Copyright © 1996, 1997, 2001 by Galen Daryl Knight and VitaleTherapeutics, Inc.

Nicotine from Tobacco Products Resembles Nicotinamide

The niacin or vitamin B3 source, nicotinamide (below left), has a close structural analogue in nicotine, i.e., the addictive substance found in tobacco products. (The methyl group on the alicyclic nitrogen of nicotine, below right, is not shown for a fair comparison with the vitamin; in its biologically-active coenzyme forms, nicotinamide is attached through its heterocyclic nitrogen to the oxy-methylene group of a sugar residue)
Niacinamide's StructureNicotine's Structure

In addition to the tars in cigarette smoke there is a "dark side" to nicotine at the molecular level. By increasing its hydrophobic nature, the methyl group on the amine and the alicyclic structure (in back) probably make nicotine partition into the membrane where the monooxygenase is located. This is particularly problematic since increased concentrations in the membrane make this drug more effective at blocking the desirable activities of the monooxygenase.

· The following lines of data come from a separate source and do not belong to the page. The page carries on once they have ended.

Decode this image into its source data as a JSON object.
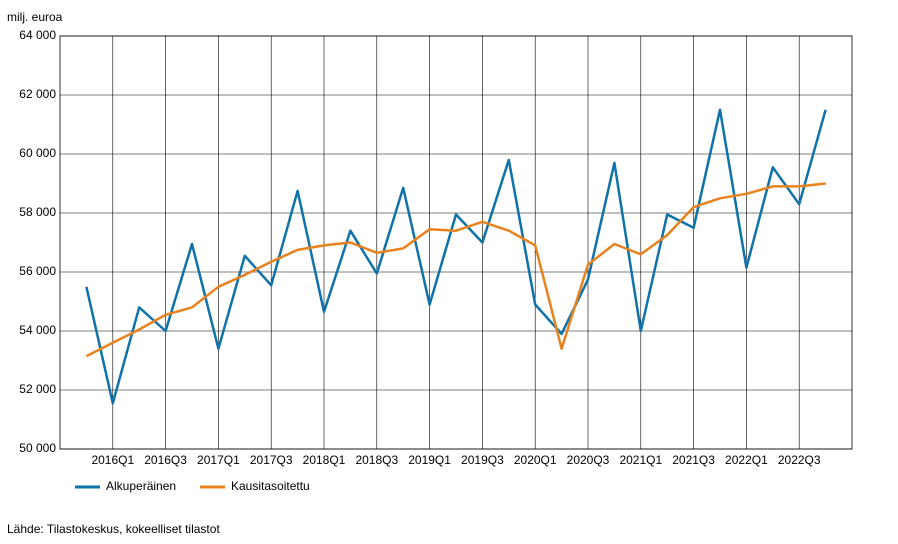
{
  "chart_data": {
    "type": "line",
    "y_label": "milj. euroa",
    "source": "Lähde: Tilastokeskus, kokeelliset tilastot",
    "categories": [
      null,
      "2016Q1",
      null,
      "2016Q3",
      null,
      "2017Q1",
      null,
      "2017Q3",
      null,
      "2018Q1",
      null,
      "2018Q3",
      null,
      "2019Q1",
      null,
      "2019Q3",
      null,
      "2020Q1",
      null,
      "2020Q3",
      null,
      "2021Q1",
      null,
      "2021Q3",
      null,
      "2022Q1",
      null,
      "2022Q3",
      null
    ],
    "series": [
      {
        "name": "Alkuperäinen",
        "color": "#0f72a8",
        "values": [
          55500,
          51550,
          54800,
          54000,
          56950,
          53400,
          56550,
          55550,
          58750,
          54650,
          57400,
          55950,
          58850,
          54900,
          57950,
          57000,
          59800,
          54900,
          53900,
          55750,
          59700,
          54000,
          57950,
          57500,
          61500,
          56150,
          59550,
          58300,
          61500
        ]
      },
      {
        "name": "Kausitasoitettu",
        "color": "#e8821e",
        "values": [
          53150,
          53600,
          54050,
          54550,
          54800,
          55500,
          55900,
          56350,
          56750,
          56900,
          57000,
          56650,
          56800,
          57450,
          57400,
          57700,
          57400,
          56900,
          53400,
          56250,
          56950,
          56600,
          57250,
          58200,
          58500,
          58650,
          58900,
          58900,
          59000
        ]
      }
    ],
    "ylim": [
      50000,
      64000
    ],
    "yticks": [
      {
        "value": 50000,
        "label": "50 000"
      },
      {
        "value": 52000,
        "label": "52 000"
      },
      {
        "value": 54000,
        "label": "54 000"
      },
      {
        "value": 56000,
        "label": "56 000"
      },
      {
        "value": 58000,
        "label": "58 000"
      },
      {
        "value": 60000,
        "label": "60 000"
      },
      {
        "value": 62000,
        "label": "62 000"
      },
      {
        "value": 64000,
        "label": "64 000"
      }
    ],
    "grid": true,
    "legend": "bottom"
  }
}
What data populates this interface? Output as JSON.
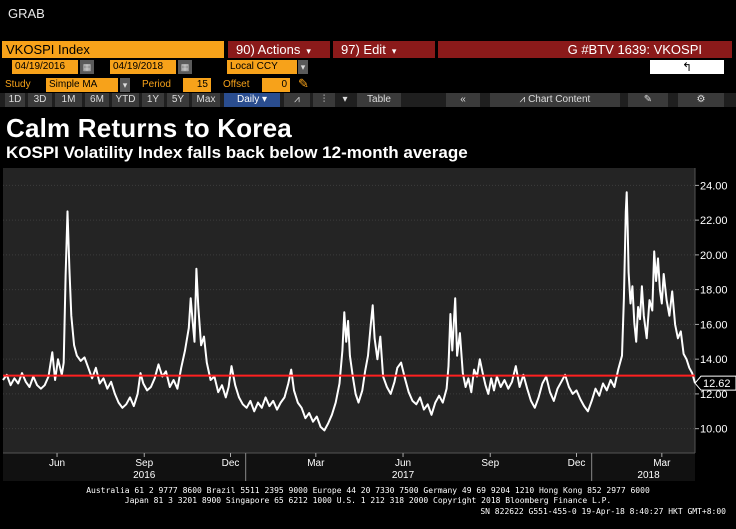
{
  "app": {
    "grab_label": "GRAB"
  },
  "header": {
    "ticker": "VKOSPI Index",
    "actions_label": "90) Actions",
    "edit_label": "97) Edit",
    "caret": "▾",
    "code": "G #BTV 1639: VKOSPI",
    "back_label": "↰"
  },
  "range": {
    "start_date": "04/19/2016",
    "end_date": "04/19/2018",
    "currency": "Local CCY"
  },
  "study": {
    "study_label": "Study",
    "study_value": "Simple MA",
    "period_label": "Period",
    "period_value": "15",
    "offset_label": "Offset",
    "offset_value": "0"
  },
  "toolbar": {
    "ranges": [
      "1D",
      "3D",
      "1M",
      "6M",
      "YTD",
      "1Y",
      "5Y",
      "Max"
    ],
    "frequency": "Daily",
    "table_label": "Table",
    "collapse_label": "«",
    "chart_content_label": "Chart Content"
  },
  "chart_data": {
    "type": "line",
    "title": "Calm Returns to Korea",
    "subtitle": "KOSPI Volatility Index falls back below 12-month average",
    "x_start": "2016-04-19",
    "x_end": "2018-04-19",
    "ylim": [
      8.6,
      25.0
    ],
    "yticks": [
      "24.00",
      "22.00",
      "20.00",
      "18.00",
      "16.00",
      "14.00",
      "12.00",
      "10.00"
    ],
    "month_labels": [
      {
        "label": "Jun",
        "date": "2016-06-15"
      },
      {
        "label": "Sep",
        "date": "2016-09-15"
      },
      {
        "label": "Dec",
        "date": "2016-12-15"
      },
      {
        "label": "Mar",
        "date": "2017-03-15"
      },
      {
        "label": "Jun",
        "date": "2017-06-15"
      },
      {
        "label": "Sep",
        "date": "2017-09-15"
      },
      {
        "label": "Dec",
        "date": "2017-12-15"
      },
      {
        "label": "Mar",
        "date": "2018-03-15"
      }
    ],
    "year_labels": [
      {
        "label": "2016",
        "date": "2016-09-15"
      },
      {
        "label": "2017",
        "date": "2017-06-15"
      },
      {
        "label": "2018",
        "date": "2018-03-01"
      }
    ],
    "year_separators": [
      "2016-12-31",
      "2017-12-31"
    ],
    "average_line": {
      "value": 13.05,
      "color": "#ff2020"
    },
    "last_value_label": "12.62",
    "series": [
      {
        "color": "#ffffff",
        "points": [
          [
            "2016-04-19",
            12.8
          ],
          [
            "2016-04-23",
            13.1
          ],
          [
            "2016-04-27",
            12.5
          ],
          [
            "2016-05-01",
            12.9
          ],
          [
            "2016-05-05",
            12.6
          ],
          [
            "2016-05-09",
            13.2
          ],
          [
            "2016-05-13",
            12.7
          ],
          [
            "2016-05-17",
            12.4
          ],
          [
            "2016-05-21",
            13.0
          ],
          [
            "2016-05-25",
            12.5
          ],
          [
            "2016-05-29",
            12.3
          ],
          [
            "2016-06-02",
            12.5
          ],
          [
            "2016-06-06",
            13.0
          ],
          [
            "2016-06-10",
            14.4
          ],
          [
            "2016-06-13",
            12.8
          ],
          [
            "2016-06-16",
            14.0
          ],
          [
            "2016-06-20",
            13.1
          ],
          [
            "2016-06-22",
            13.8
          ],
          [
            "2016-06-24",
            18.8
          ],
          [
            "2016-06-26",
            22.5
          ],
          [
            "2016-06-28",
            19.2
          ],
          [
            "2016-06-30",
            16.5
          ],
          [
            "2016-07-03",
            14.8
          ],
          [
            "2016-07-06",
            14.2
          ],
          [
            "2016-07-10",
            13.9
          ],
          [
            "2016-07-14",
            14.1
          ],
          [
            "2016-07-18",
            13.5
          ],
          [
            "2016-07-22",
            12.9
          ],
          [
            "2016-07-26",
            13.5
          ],
          [
            "2016-07-30",
            12.6
          ],
          [
            "2016-08-03",
            12.9
          ],
          [
            "2016-08-07",
            12.3
          ],
          [
            "2016-08-11",
            12.7
          ],
          [
            "2016-08-15",
            12.0
          ],
          [
            "2016-08-19",
            11.5
          ],
          [
            "2016-08-23",
            11.2
          ],
          [
            "2016-08-27",
            11.4
          ],
          [
            "2016-08-31",
            11.8
          ],
          [
            "2016-09-04",
            11.3
          ],
          [
            "2016-09-08",
            12.0
          ],
          [
            "2016-09-11",
            13.2
          ],
          [
            "2016-09-14",
            12.6
          ],
          [
            "2016-09-18",
            12.2
          ],
          [
            "2016-09-22",
            12.4
          ],
          [
            "2016-09-26",
            12.9
          ],
          [
            "2016-09-30",
            13.7
          ],
          [
            "2016-10-04",
            13.0
          ],
          [
            "2016-10-08",
            13.3
          ],
          [
            "2016-10-12",
            12.4
          ],
          [
            "2016-10-16",
            12.8
          ],
          [
            "2016-10-20",
            12.3
          ],
          [
            "2016-10-24",
            13.5
          ],
          [
            "2016-10-28",
            14.5
          ],
          [
            "2016-11-01",
            15.8
          ],
          [
            "2016-11-03",
            17.5
          ],
          [
            "2016-11-05",
            16.2
          ],
          [
            "2016-11-07",
            15.0
          ],
          [
            "2016-11-09",
            19.2
          ],
          [
            "2016-11-11",
            17.0
          ],
          [
            "2016-11-14",
            14.8
          ],
          [
            "2016-11-17",
            15.3
          ],
          [
            "2016-11-20",
            13.8
          ],
          [
            "2016-11-24",
            12.8
          ],
          [
            "2016-11-28",
            13.0
          ],
          [
            "2016-12-02",
            12.1
          ],
          [
            "2016-12-06",
            12.5
          ],
          [
            "2016-12-10",
            11.8
          ],
          [
            "2016-12-13",
            12.4
          ],
          [
            "2016-12-16",
            13.6
          ],
          [
            "2016-12-20",
            12.5
          ],
          [
            "2016-12-24",
            11.8
          ],
          [
            "2016-12-28",
            11.4
          ],
          [
            "2017-01-01",
            11.2
          ],
          [
            "2017-01-05",
            11.6
          ],
          [
            "2017-01-09",
            11.0
          ],
          [
            "2017-01-13",
            11.5
          ],
          [
            "2017-01-17",
            11.2
          ],
          [
            "2017-01-21",
            11.8
          ],
          [
            "2017-01-25",
            11.3
          ],
          [
            "2017-01-29",
            11.6
          ],
          [
            "2017-02-02",
            11.1
          ],
          [
            "2017-02-06",
            11.5
          ],
          [
            "2017-02-10",
            11.8
          ],
          [
            "2017-02-14",
            12.6
          ],
          [
            "2017-02-17",
            13.4
          ],
          [
            "2017-02-20",
            12.2
          ],
          [
            "2017-02-24",
            11.5
          ],
          [
            "2017-02-28",
            11.2
          ],
          [
            "2017-03-04",
            10.6
          ],
          [
            "2017-03-08",
            10.9
          ],
          [
            "2017-03-12",
            10.4
          ],
          [
            "2017-03-16",
            10.7
          ],
          [
            "2017-03-20",
            10.1
          ],
          [
            "2017-03-24",
            9.9
          ],
          [
            "2017-03-28",
            10.3
          ],
          [
            "2017-04-01",
            10.8
          ],
          [
            "2017-04-05",
            11.5
          ],
          [
            "2017-04-09",
            12.6
          ],
          [
            "2017-04-12",
            14.5
          ],
          [
            "2017-04-14",
            16.7
          ],
          [
            "2017-04-16",
            15.0
          ],
          [
            "2017-04-18",
            16.2
          ],
          [
            "2017-04-20",
            14.2
          ],
          [
            "2017-04-23",
            13.0
          ],
          [
            "2017-04-26",
            12.0
          ],
          [
            "2017-04-29",
            11.5
          ],
          [
            "2017-05-03",
            12.2
          ],
          [
            "2017-05-06",
            13.3
          ],
          [
            "2017-05-09",
            14.2
          ],
          [
            "2017-05-12",
            16.0
          ],
          [
            "2017-05-14",
            17.1
          ],
          [
            "2017-05-16",
            15.2
          ],
          [
            "2017-05-19",
            14.0
          ],
          [
            "2017-05-22",
            15.3
          ],
          [
            "2017-05-25",
            13.0
          ],
          [
            "2017-05-29",
            12.4
          ],
          [
            "2017-06-02",
            12.0
          ],
          [
            "2017-06-06",
            12.7
          ],
          [
            "2017-06-09",
            13.5
          ],
          [
            "2017-06-13",
            13.8
          ],
          [
            "2017-06-17",
            12.9
          ],
          [
            "2017-06-21",
            12.1
          ],
          [
            "2017-06-25",
            11.6
          ],
          [
            "2017-06-29",
            11.4
          ],
          [
            "2017-07-03",
            11.8
          ],
          [
            "2017-07-07",
            11.1
          ],
          [
            "2017-07-11",
            11.4
          ],
          [
            "2017-07-15",
            10.8
          ],
          [
            "2017-07-19",
            11.5
          ],
          [
            "2017-07-23",
            11.9
          ],
          [
            "2017-07-27",
            11.5
          ],
          [
            "2017-07-31",
            12.3
          ],
          [
            "2017-08-02",
            13.6
          ],
          [
            "2017-08-04",
            16.6
          ],
          [
            "2017-08-06",
            14.5
          ],
          [
            "2017-08-09",
            17.5
          ],
          [
            "2017-08-11",
            14.2
          ],
          [
            "2017-08-14",
            15.5
          ],
          [
            "2017-08-17",
            13.2
          ],
          [
            "2017-08-20",
            12.4
          ],
          [
            "2017-08-23",
            12.9
          ],
          [
            "2017-08-26",
            12.1
          ],
          [
            "2017-08-29",
            13.4
          ],
          [
            "2017-09-01",
            13.0
          ],
          [
            "2017-09-04",
            14.0
          ],
          [
            "2017-09-07",
            13.2
          ],
          [
            "2017-09-10",
            12.5
          ],
          [
            "2017-09-13",
            12.0
          ],
          [
            "2017-09-16",
            12.9
          ],
          [
            "2017-09-19",
            12.2
          ],
          [
            "2017-09-22",
            13.0
          ],
          [
            "2017-09-26",
            12.4
          ],
          [
            "2017-09-30",
            12.8
          ],
          [
            "2017-10-04",
            12.3
          ],
          [
            "2017-10-08",
            12.7
          ],
          [
            "2017-10-12",
            13.6
          ],
          [
            "2017-10-16",
            12.4
          ],
          [
            "2017-10-20",
            13.1
          ],
          [
            "2017-10-24",
            12.3
          ],
          [
            "2017-10-28",
            11.6
          ],
          [
            "2017-11-01",
            11.2
          ],
          [
            "2017-11-05",
            11.8
          ],
          [
            "2017-11-09",
            12.6
          ],
          [
            "2017-11-13",
            13.0
          ],
          [
            "2017-11-17",
            12.1
          ],
          [
            "2017-11-21",
            11.6
          ],
          [
            "2017-11-25",
            12.3
          ],
          [
            "2017-11-29",
            12.7
          ],
          [
            "2017-12-03",
            13.1
          ],
          [
            "2017-12-07",
            12.4
          ],
          [
            "2017-12-11",
            12.0
          ],
          [
            "2017-12-15",
            12.2
          ],
          [
            "2017-12-19",
            11.7
          ],
          [
            "2017-12-23",
            11.3
          ],
          [
            "2017-12-27",
            11.0
          ],
          [
            "2017-12-31",
            11.6
          ],
          [
            "2018-01-04",
            12.3
          ],
          [
            "2018-01-08",
            11.9
          ],
          [
            "2018-01-12",
            12.6
          ],
          [
            "2018-01-16",
            12.2
          ],
          [
            "2018-01-20",
            12.8
          ],
          [
            "2018-01-24",
            12.4
          ],
          [
            "2018-01-28",
            13.4
          ],
          [
            "2018-02-01",
            14.2
          ],
          [
            "2018-02-03",
            17.5
          ],
          [
            "2018-02-05",
            22.5
          ],
          [
            "2018-02-06",
            23.6
          ],
          [
            "2018-02-07",
            21.5
          ],
          [
            "2018-02-08",
            19.0
          ],
          [
            "2018-02-10",
            17.2
          ],
          [
            "2018-02-12",
            18.2
          ],
          [
            "2018-02-14",
            16.1
          ],
          [
            "2018-02-16",
            15.0
          ],
          [
            "2018-02-18",
            17.0
          ],
          [
            "2018-02-20",
            16.3
          ],
          [
            "2018-02-22",
            18.2
          ],
          [
            "2018-02-24",
            16.5
          ],
          [
            "2018-02-27",
            15.2
          ],
          [
            "2018-03-02",
            17.4
          ],
          [
            "2018-03-05",
            16.8
          ],
          [
            "2018-03-07",
            20.2
          ],
          [
            "2018-03-09",
            18.5
          ],
          [
            "2018-03-11",
            19.8
          ],
          [
            "2018-03-13",
            18.0
          ],
          [
            "2018-03-15",
            17.2
          ],
          [
            "2018-03-17",
            18.9
          ],
          [
            "2018-03-20",
            17.4
          ],
          [
            "2018-03-23",
            16.5
          ],
          [
            "2018-03-26",
            17.9
          ],
          [
            "2018-03-29",
            16.0
          ],
          [
            "2018-04-01",
            15.2
          ],
          [
            "2018-04-04",
            15.6
          ],
          [
            "2018-04-07",
            14.3
          ],
          [
            "2018-04-10",
            14.0
          ],
          [
            "2018-04-13",
            13.5
          ],
          [
            "2018-04-16",
            13.2
          ],
          [
            "2018-04-19",
            12.62
          ]
        ]
      }
    ]
  },
  "footer": {
    "line1": "Australia 61 2 9777 8600 Brazil 5511 2395 9000 Europe 44 20 7330 7500 Germany 49 69 9204 1210 Hong Kong 852 2977 6000",
    "line2": "Japan 81 3 3201 8900        Singapore 65 6212 1000        U.S. 1 212 318 2000              Copyright 2018 Bloomberg Finance L.P.",
    "line3": "SN 822622 G551-455-0 19-Apr-18  8:40:27 HKT  GMT+8:00"
  },
  "colors": {
    "accent_orange": "#f7a21a",
    "header_red": "#8b1a1a",
    "chart_bg": "#242424",
    "average_line": "#ff2020",
    "series_line": "#ffffff"
  }
}
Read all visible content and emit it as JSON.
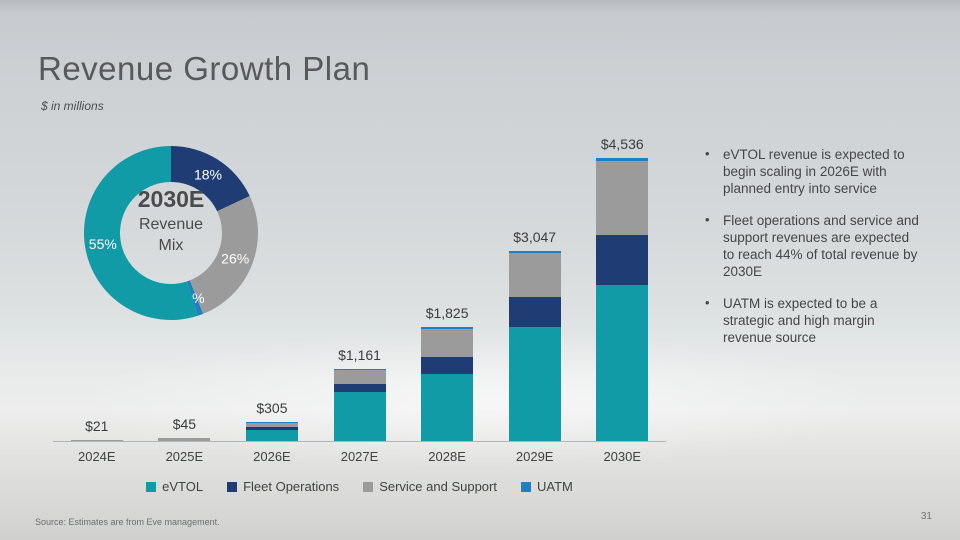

Though perhaps not "politically correct", there is every scientific indication that nicotine is an addictive substance, as any smoker who has tried and tried and quit will tell you. With other considerations included in this web site, this similarity explains why even smokeless tobacco products increase the risk of cancer. You don't have to smoke or even "inhale" to increase your risks. You do so when "chewing", "dipping", or "doing snuff", when around someone else who is smoking, and perhaps even when wearing "patches", if you don't use them to quit smoking altogether. Considering these striking homologies, the craving for nicotine might be due, in part, to a misplaced "hunger" for the nutrient, vitamin B3, whose absorption and utilization are probably messed up by the presence of the drug.